All of which bodes well for yet another banner year for the cybersecurity industry. While 2018 was a very strong investment year for the sector — by October, private equity firms had already completed more cybersecurity deals in the U.S. and Europe in 2018 than in any other recent full year  – 2019 is looking to be another seminal year for cybersecurity investors as several key market leaders are teeing up their IPO.
Despite a recent pullback in the public equity markets, technology firms are increasingly ramping up efforts to tap the stock market while interest rates remain low and valuations of private companies are relatively high. (The operative word here is “relatively”. Notwithstanding the alarming gyrations in the final quarter of 2018, as of this writing valuations are not much below February levels). This is a departure from recent practice. Technology companies, particularly those with uncertain paths to profitability, had been spending more time in the private realm over the past decade, mostly because they can. With investors such as Softbank’s $100 billion Vision Fund able to write shockingly large checks, raising cash privately represented an attractive alternative to going public, with all its attendant disclosure and scrutiny.

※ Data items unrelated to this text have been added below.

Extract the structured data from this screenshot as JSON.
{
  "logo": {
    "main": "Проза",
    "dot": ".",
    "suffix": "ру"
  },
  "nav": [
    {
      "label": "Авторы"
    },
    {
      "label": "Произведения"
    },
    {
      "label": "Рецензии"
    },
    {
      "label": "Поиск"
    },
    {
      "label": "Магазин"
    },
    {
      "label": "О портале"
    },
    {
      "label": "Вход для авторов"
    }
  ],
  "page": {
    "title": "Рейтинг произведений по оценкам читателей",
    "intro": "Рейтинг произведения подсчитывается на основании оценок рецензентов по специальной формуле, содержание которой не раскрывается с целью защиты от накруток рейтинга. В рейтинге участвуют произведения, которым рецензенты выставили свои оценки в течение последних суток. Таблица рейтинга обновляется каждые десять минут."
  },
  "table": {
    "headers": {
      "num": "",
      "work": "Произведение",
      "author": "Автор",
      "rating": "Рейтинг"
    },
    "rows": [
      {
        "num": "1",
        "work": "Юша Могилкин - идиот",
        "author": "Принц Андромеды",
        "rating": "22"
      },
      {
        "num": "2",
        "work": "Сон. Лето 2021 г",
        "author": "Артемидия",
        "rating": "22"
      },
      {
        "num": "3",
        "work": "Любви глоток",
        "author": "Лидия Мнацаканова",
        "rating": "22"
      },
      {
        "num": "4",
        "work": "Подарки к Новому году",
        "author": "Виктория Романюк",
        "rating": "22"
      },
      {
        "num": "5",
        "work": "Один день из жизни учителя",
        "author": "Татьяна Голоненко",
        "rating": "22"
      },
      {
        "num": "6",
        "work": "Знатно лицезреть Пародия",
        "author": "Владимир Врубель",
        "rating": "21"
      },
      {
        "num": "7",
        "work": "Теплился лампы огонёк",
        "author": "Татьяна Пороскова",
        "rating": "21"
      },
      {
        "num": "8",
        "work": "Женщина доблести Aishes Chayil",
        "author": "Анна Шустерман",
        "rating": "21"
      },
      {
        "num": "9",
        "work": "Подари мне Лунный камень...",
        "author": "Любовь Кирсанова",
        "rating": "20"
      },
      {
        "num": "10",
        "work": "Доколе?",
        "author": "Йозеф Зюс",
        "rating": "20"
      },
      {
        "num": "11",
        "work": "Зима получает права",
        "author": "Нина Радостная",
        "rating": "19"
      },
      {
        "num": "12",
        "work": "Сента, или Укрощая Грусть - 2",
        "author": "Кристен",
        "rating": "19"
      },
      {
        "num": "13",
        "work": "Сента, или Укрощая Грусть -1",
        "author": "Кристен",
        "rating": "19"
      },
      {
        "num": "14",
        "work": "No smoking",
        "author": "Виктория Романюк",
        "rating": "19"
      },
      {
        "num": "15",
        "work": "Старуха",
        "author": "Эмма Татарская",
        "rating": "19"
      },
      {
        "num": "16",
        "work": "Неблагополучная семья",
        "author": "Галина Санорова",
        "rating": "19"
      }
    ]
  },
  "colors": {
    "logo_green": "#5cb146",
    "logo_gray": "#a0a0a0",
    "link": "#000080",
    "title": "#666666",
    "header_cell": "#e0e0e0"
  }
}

Cloudflare, which last raised capital at the end of 2014 and is backed by Baidu, Fidelity, Microsoft and Qualcomm, among others, is preparing for an IPO that is rumored to value it at more than $3.5 billion. Similarly, CrowdStrike, which has raised close to $500 million in private equity, is readying an IPO that could value it at more than $3 billion. Other mature companies that raised large sums in the early years of the decade will likely explore the public markets, if only to conjure up an acquisition by a strategic acquirer.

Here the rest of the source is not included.